In fast neutron nuclear reactors, the heat produced by the core of the reactor is usually conveyed to the steam generators by liquid sodium flowing in the secondary circuit of the reactor. This sodium is at elevated temperature, on the order of 500.degree. C., and this temperature is capable of undergoing relatively large variations during the operation of the reactor. The sodium of the secondary circuit is at low pressure, on the order of a few bars, and flows in the piping of large diameter whose thickness is relatively small relative to its diameter. This piping has, for example, diameters exceeding 1 meter while its thickness is only a few millimeters and at the most 20 mm. This permits a reduction in the amount of stainless steel required to produce the secondary circuit which encloses the sodium whose super-pressure relative to atmospheric pressure is low, and a reduction in the stresses of thermal origin.
The main stresses undergone by the pipes of the secondary circuit are due to thermal shocks which may be considerable upon rapid variations in the temperature of the liquid sodium, vibrations in the secondary circuit during the operation of the reactor or even, in the case of earthquakes, cyclic forces of large amplitude.
Such pipes of large diameter and small thickness have a low resistance to crushing and may undergo large variations in diameter resulting from variations in the temperature of the sodium conveyed therein. The vibrations or other cyclic forces to which these pipes are subjected may result, in particular in the region of the anchoring points in the installation, in more or less large deteriorations in the pipe and even in the destruction of the latter.
Consequently, the supporting of such pipes in a nuclear station poses a technical problem difficult to resolve.

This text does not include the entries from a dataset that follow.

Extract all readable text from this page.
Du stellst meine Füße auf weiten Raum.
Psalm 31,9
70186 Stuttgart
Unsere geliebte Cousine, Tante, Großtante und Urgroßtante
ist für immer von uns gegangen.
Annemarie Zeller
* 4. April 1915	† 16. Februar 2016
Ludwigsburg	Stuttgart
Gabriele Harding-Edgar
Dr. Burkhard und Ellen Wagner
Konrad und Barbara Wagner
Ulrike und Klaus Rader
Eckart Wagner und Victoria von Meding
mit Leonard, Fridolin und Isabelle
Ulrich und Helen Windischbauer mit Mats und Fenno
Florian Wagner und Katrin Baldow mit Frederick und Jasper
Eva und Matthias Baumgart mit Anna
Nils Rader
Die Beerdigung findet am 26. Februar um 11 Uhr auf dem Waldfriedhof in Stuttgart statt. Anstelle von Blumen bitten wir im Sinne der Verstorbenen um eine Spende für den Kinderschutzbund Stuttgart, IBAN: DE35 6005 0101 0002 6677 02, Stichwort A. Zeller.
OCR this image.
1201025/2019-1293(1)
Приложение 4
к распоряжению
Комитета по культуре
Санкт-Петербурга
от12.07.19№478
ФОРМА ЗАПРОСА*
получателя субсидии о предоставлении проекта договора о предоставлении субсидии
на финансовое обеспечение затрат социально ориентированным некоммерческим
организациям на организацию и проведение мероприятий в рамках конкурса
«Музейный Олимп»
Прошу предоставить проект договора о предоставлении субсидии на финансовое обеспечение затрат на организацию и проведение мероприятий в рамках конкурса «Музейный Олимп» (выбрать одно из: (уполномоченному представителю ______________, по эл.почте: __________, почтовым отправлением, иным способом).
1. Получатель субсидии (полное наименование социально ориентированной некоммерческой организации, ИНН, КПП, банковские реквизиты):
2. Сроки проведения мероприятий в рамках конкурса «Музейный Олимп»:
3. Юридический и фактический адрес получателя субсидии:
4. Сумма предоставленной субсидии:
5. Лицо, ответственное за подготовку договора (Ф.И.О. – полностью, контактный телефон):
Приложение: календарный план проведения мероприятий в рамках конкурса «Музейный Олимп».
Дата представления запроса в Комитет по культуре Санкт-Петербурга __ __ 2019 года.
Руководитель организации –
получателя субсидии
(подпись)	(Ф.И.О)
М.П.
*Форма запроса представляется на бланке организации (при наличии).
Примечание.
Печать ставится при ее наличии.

There has been proposed in British Patent application No. 84-01184, filed Jan. 26, 1984 filed by the assignee of the present invention, a supporting device comprising a rigid collar surrounding the pipe and defining an annular space around the latter, and elastically yieldable and deformable annular sectors interposed between the collar and the outer surface of the pipe. This device results in an effective maintenance of the pipe while it enables the latter to expand without producing high stresses in its wall. However, such a device does not permit an absorption of the vibrations or other cyclic stresses which are transmitted without attenuation by the elastically yieldable annular sectors.